With a modern marketing platform, today’s marketers can help develop criteria that identify leads who are most likely to be a good fit for a company’s products or services. By assigning values to these criteria, a lead scoring methodology is established.
For example, I used to work at a company that marketed bone grafting materials to dental specialists placing dental implants. The sales team knew that any lead that was an oral and maxillofacial surgeon was more likely to become a good customer than a lead who was a general dentist because they generally placed more dental implants. A lead scoring system would assign a higher value to oral surgeons in this case.
Make life easier on your sales team by identifying quality leads and getting them to the sales team when it makes the most sense.
3. Align Lead Qualification With the Sales Process
As your company starts generating more leads, it becomes important to separate those in the early stages of their buyer’s journey from those getting close to making a purchase decision. The best salespeople may be able to talk to prospects at any stage in this process, offer helpful advice, and turn them into a genuine sales opportunity.
It will help the entire sales team understand where their prospects are in the buyer’s journey and enable them to reach out more effectively and tailor those conversations based on that prospect’s needs.
4. Automate the Marketing Process
Marketing automation can increase sales productivity by up to 14.5%.
Automating your company’s marketing tasks allows you to create workflows and collect data about prospects and leads.
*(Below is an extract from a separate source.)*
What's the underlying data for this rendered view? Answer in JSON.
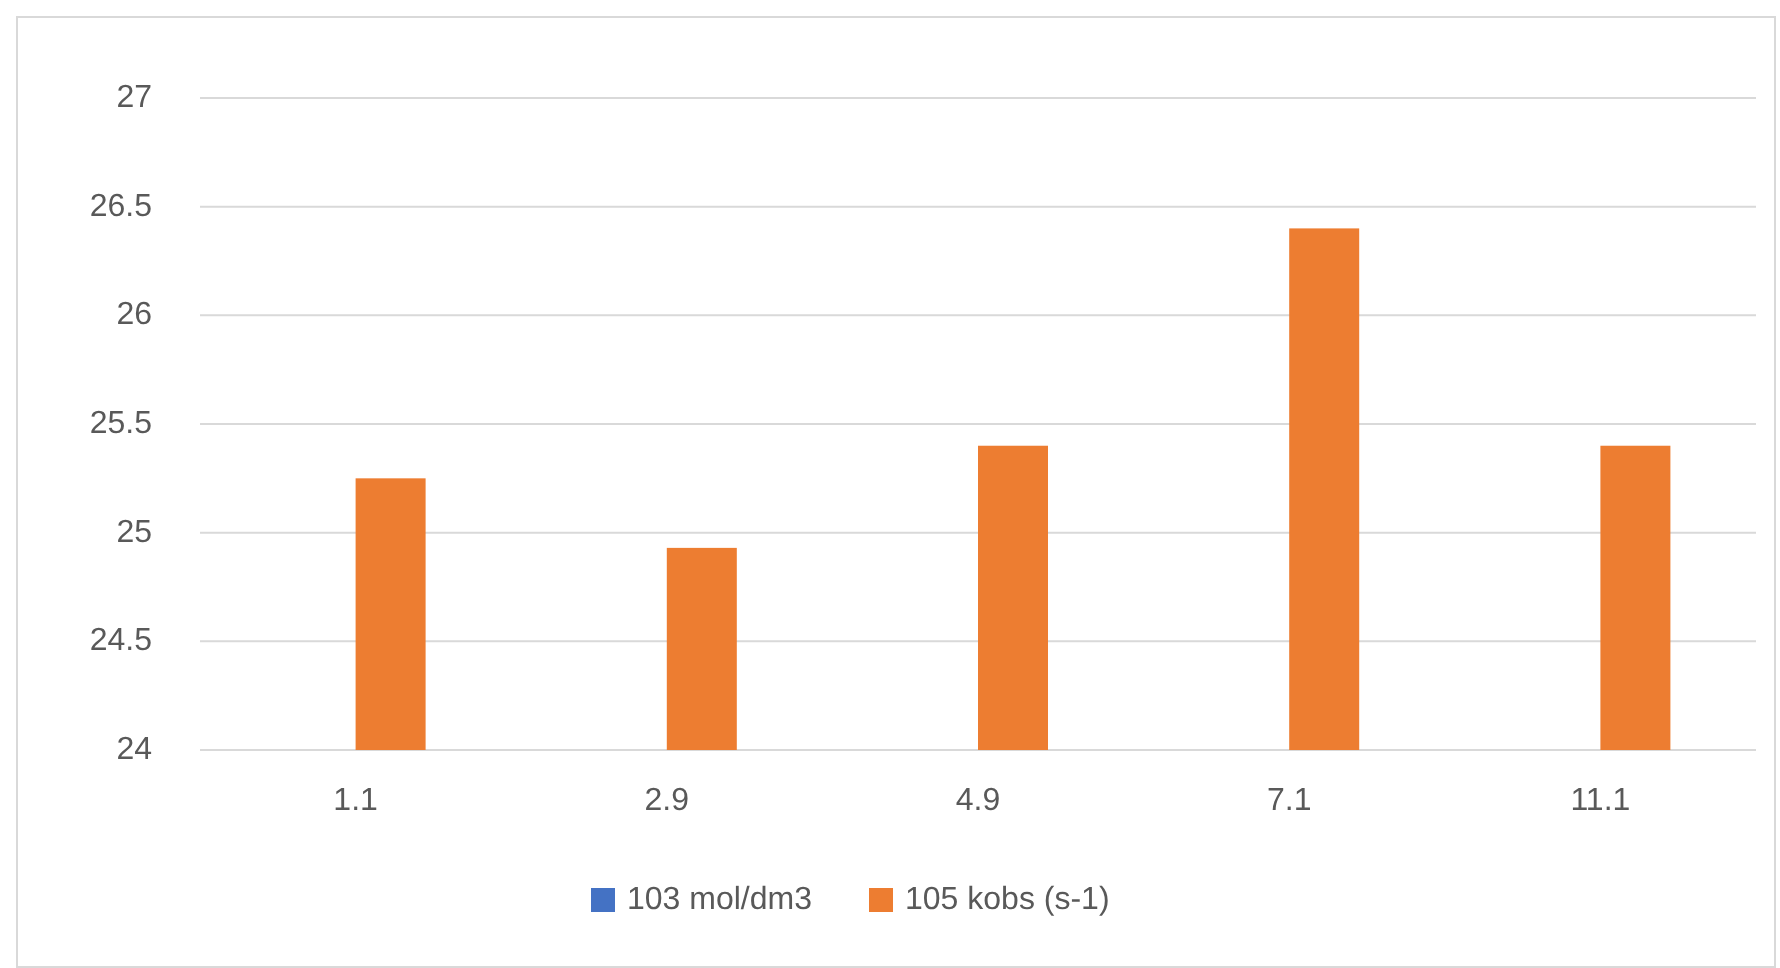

Once data has been collected, your marketing team can help your sales team warm up cold leads by using automated nurturing campaigns to guide the leads through the sales funnel.
5. Establish Joint KPIs
Both your marketing and sales teams need to keep track of KPIs. Establishing KPIs that benefit both teams can help the sales and marketing teams achieve a common goal.
Reviewing joint KPIs such as your closing rate per marketing campaign and MQL to opportunity conversion rate during weekly meetings can improve the sales and marketing teams’ workflows. Joint KPIs also encourage team collaboration that could lead to innovative strategies for reaching your company’s sales and marketing goals.
6. Provide Insights About Your Company and Your Competitors
Your marketing team can perform a competitive analysis to learn more about your competitors’ marketing and sales tactics. The analysis can provide insights into your competitors’ products and services, market trends, and your company’s strengths and weaknesses. Your sales team can use these insights to distinguish your company during sales calls with prospects.
7. Inform Sales Strategy With Marketing Insights
Your company’s marketing data can help your sales team improve sales calls and tailor its strategy to meet its prospects’ needs.
Have your sales team review previous prospects' questions and objections during sales calls. Your marketing team can use this information to analyze your prospects’ pain points and develop a customer journey map that will help you adjust your marketing funnel and strategy to address the prospects’ pain points before they receive a sales call.
Embrace Sales and Marketing Alignment
These little things can help make life a lot easier on your sales team. And frankly, they’ll make life easier for you as well. As your company gets more sales and hits more goals, life improves for sales and marketing teams.